Existentialism posits that personal freedom and conscious value assignment are axiomatically human. But take a closer look at the (decidedly male) brains behind the theory. In their time, with their DNA and experience, existentialism was a perfectly Viable World (What is Viable Worlds Theory?). Schopenhauer got off on music. Kierkegaard rejected the woman he loved, while the only woman Nietzsche loved rejected him (so what if she was already taken). And Sartre, don’t even get me started on Sartre! I can just see Simone De Beauvoir rolling her eyes as Sartre tried to brush off another affair as “not ‘meaning’ anything.”
As a woman, hopelessly romantic and impassioned by ideas, yet equally seduced by sensation and terrified of loss, can I risk that same freedom of intellectual ideation to find my own Viable World? Of course! And I did – when I made the unprecedented decision this past year to skip the holidays (and December’s blogging) and dedicate myself, through a concise set of thought experiments, to compatibility testing a long gestating philosophical framework with current neuroscience in a globalized human community. Miracle of miracles!! After ten long years, on December 27th, at 8:20am (while folding laundry – go figure) the rasping finally stopped!
But what about Christmas? I had to have faith that my loves would welcome their prodigal daughter back into the fold come 2014 – and, graciously, they have. But plugging myself back into a broader system is as frightening as it is comforting. What if I’ve pushed my Viable World too far? I was at the hair salon celebrating the start of this new journey (one in which I hope you’ll share!) when I overheard the woman in the chair next to me say, with full genuine emotion, “…and I just loooove Christmas.” I was suddenly, ridiculously jealous that there are people on this earth who can happily snuggle under the warm blanket of symbol and habit, while so many of us are coded to keep asking “why?”
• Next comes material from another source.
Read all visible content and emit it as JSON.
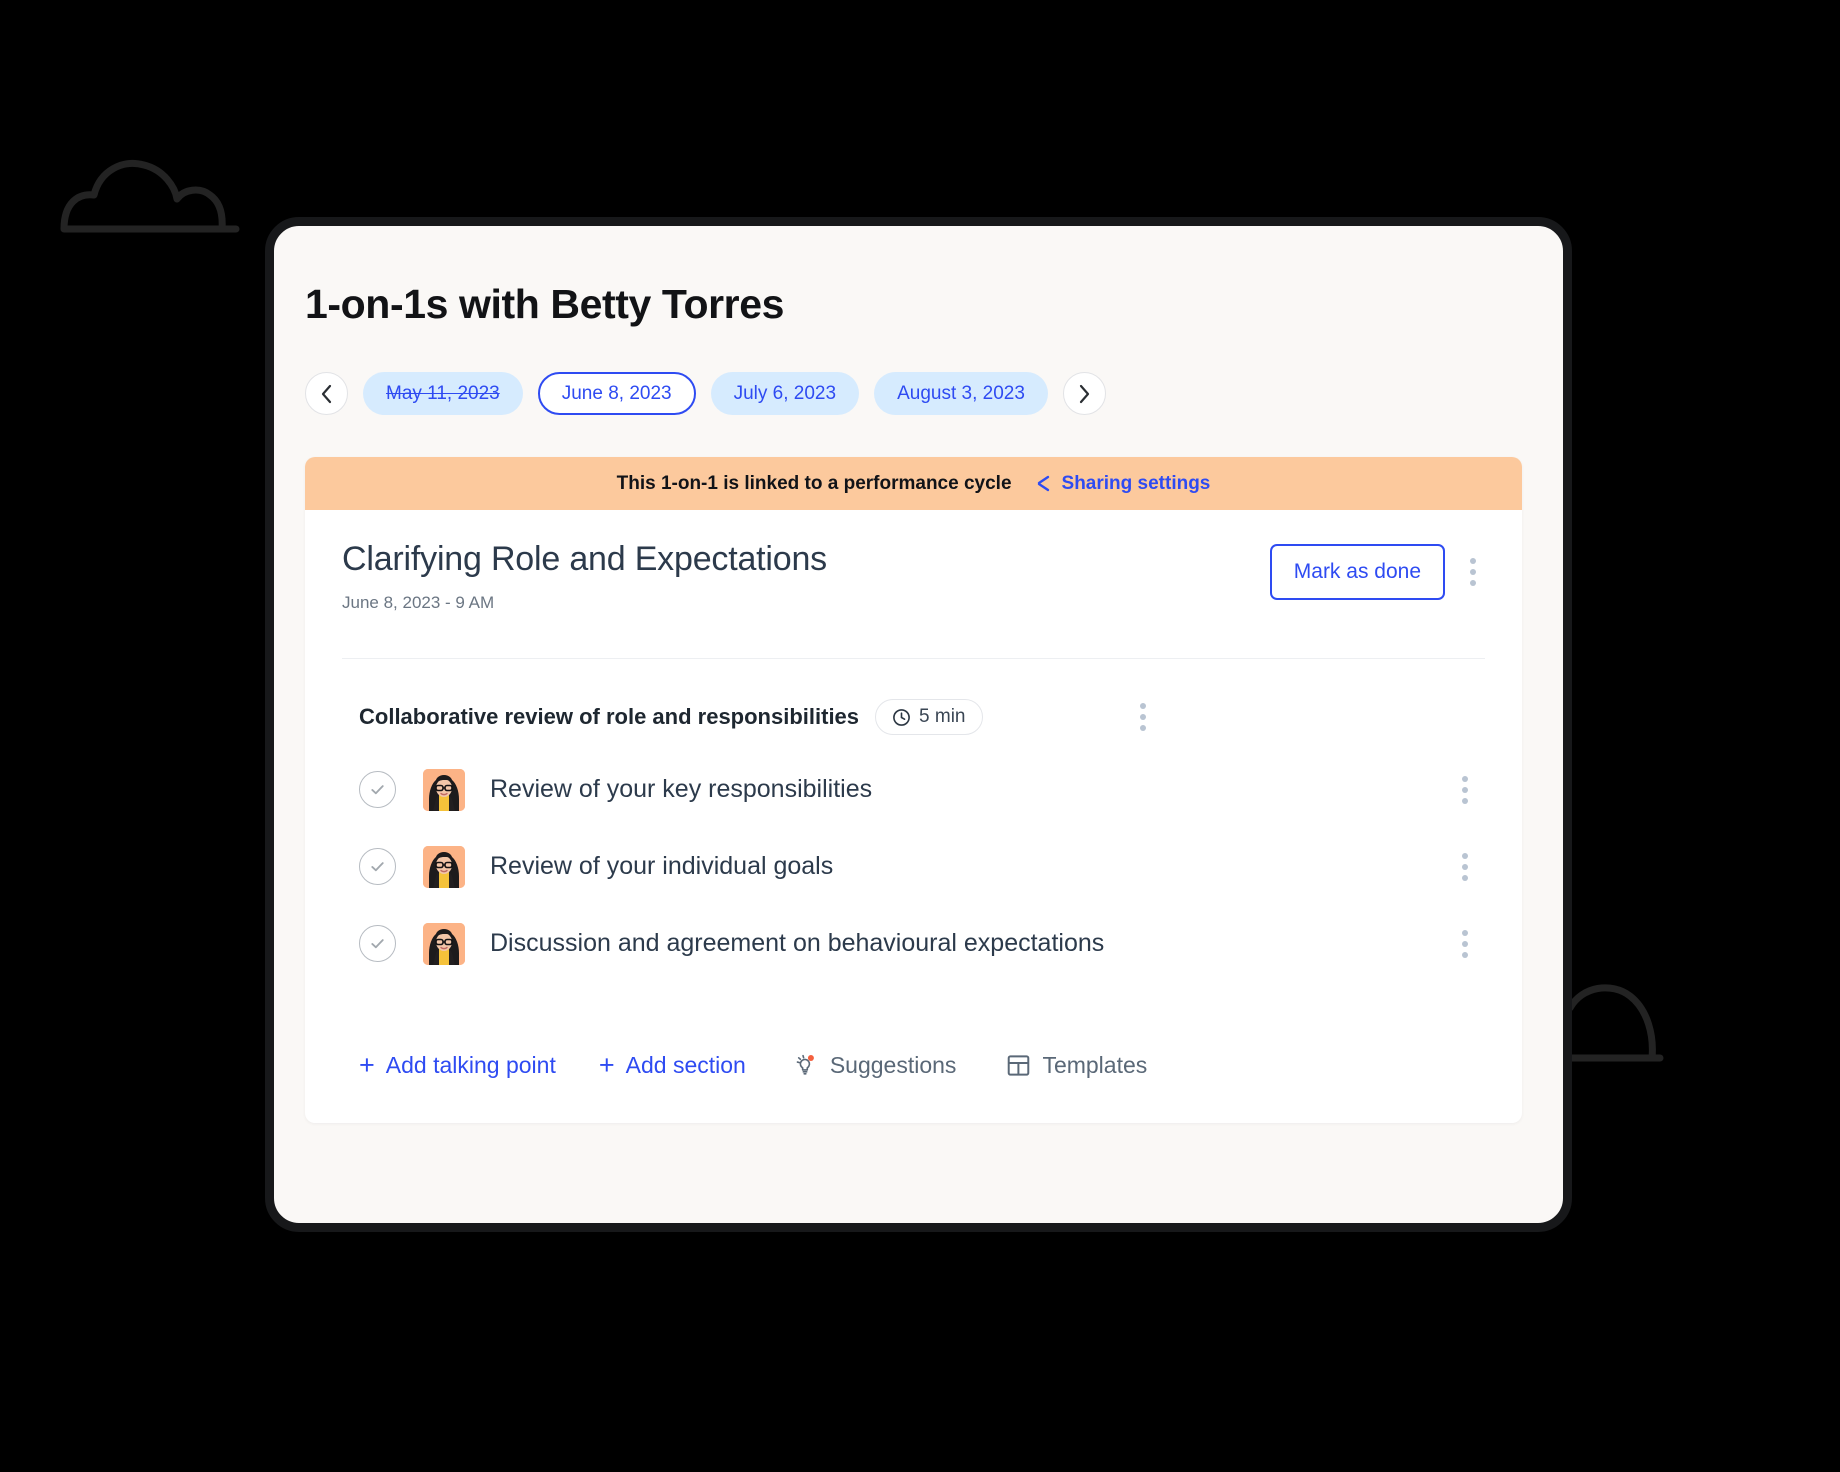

My back went out when I stood up from that hair appointment – a week and a half later and it’s still hurting like a bi-atch. I can’t help wondering whether, on the verge of massive conscious neural rewiring, my brain/body is trying to hold on to its past, and its struggle. It’s such a girl thing, isn’t it, worrying if something new and wonderful is simply too good to be true? F*ck it! I’ve got the balls to find out!
Nietzsche’s assumption of a ‘true hierarchy’ of values is the ultimate in human arrogance. If you find yourself rasping against your own reality this January, risk asking “why?” and dare to engage with your personal system’s intuitive hierarchy without judgement or hubris. Because, it’s only after honest acknowledgment and acceptance that negotiations can begin.
Note: Strangely, or maybe not so strangely, my back relaxed to a state of near bliss (literally overnight!) after first drafting this post. We are truly fascinating, mysterious beings, us humans.